Lax-Sachets contain powder that, after being mixed with water, is taken orally to relieve constipation and treat faecal impaction.

It has been identified that there is an error in the dosage/administration instructions printed on the back of the sachets from the affected batches. It should be noted that the correct information is provided on both the product carton and the pack insert.

The incorrect directions on affected sachets read 'Administration: Each sachet should be dissolved in 1 litre of water.'

The correct instructions should be 'Administration: Each sachet should be dissolved in 125 mL water. For use in faecal impaction 8 sachets may be dissolved in 1 litre of water.'

Following the incorrect instructions on the sachets will result in a larger volume and more dilute solution to drink. This is unlikely to result in any harm to the user, but the effectiveness of the product may be reduced.

Information for consumers

If you or someone you provide care for uses Lax-Sachets, please check any unused sachets to see if they are from an affected batch (with batch number 7229215, 7229216, 7229217 or 7229219) or have the incorrect instructions on the sachets.

If you have affected products, return them to your pharmacy for a replacement or refund.

If you have any questions or concerns about this issue, talk to your health professional.

Information for health professionals

Please be aware of this issue and advise patients accordingly if they seek advice.

AFT Pharmaceuticals has written to suppliers to provide further information about this issue, including details of the recall procedure.

If you have any unused stock of Lax-Sachets, please check to see if they are from an affected batch (with batch number 7229215, 7229216, 7229217 or 7229219).

If you have affected products, quarantine them and follow the recall procedures to arrange replacement stock or credit.
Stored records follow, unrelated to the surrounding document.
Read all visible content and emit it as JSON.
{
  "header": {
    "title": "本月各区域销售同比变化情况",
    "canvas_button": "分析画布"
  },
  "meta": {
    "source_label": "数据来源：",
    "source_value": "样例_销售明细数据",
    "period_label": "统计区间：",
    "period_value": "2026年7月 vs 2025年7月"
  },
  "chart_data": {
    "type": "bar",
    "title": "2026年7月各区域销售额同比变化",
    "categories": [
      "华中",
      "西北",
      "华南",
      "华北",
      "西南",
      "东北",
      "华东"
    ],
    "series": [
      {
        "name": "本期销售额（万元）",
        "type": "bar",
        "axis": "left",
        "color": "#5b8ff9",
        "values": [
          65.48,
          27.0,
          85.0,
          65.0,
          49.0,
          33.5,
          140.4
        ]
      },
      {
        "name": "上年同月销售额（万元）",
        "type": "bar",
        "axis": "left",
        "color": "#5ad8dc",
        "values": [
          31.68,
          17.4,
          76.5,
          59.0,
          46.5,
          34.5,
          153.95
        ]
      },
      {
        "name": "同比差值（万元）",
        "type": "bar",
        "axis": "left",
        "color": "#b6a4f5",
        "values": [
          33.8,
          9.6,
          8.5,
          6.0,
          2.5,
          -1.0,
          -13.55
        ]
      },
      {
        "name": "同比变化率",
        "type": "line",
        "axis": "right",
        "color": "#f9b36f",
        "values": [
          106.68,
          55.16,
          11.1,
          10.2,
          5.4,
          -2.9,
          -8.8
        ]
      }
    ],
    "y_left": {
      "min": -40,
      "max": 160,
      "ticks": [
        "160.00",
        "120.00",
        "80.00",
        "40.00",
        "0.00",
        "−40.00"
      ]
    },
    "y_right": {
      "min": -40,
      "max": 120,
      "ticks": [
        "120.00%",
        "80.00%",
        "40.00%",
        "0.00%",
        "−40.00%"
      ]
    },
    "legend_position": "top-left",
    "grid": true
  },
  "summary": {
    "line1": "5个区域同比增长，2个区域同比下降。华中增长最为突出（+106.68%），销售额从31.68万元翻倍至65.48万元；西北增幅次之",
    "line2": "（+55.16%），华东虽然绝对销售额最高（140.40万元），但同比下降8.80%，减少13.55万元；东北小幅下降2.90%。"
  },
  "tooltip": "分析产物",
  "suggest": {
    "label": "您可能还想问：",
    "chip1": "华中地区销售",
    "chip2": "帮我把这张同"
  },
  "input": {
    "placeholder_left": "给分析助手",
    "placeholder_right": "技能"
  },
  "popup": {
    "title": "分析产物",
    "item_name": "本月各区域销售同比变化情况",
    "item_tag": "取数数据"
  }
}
If you have any questions or concerns about this issue, contact AFT Pharmaceuticals on 1800 2387 4276.

Reporting problems

Consumers and health professionals are encouraged to report problems with medicines or vaccines. Your report will contribute to the TGA's monitoring of these products.

The TGA cannot give advice about an individual's medical condition. You are strongly encouraged to talk with a health professional if you are concerned about a possible adverse event associated with a medicine or vaccine.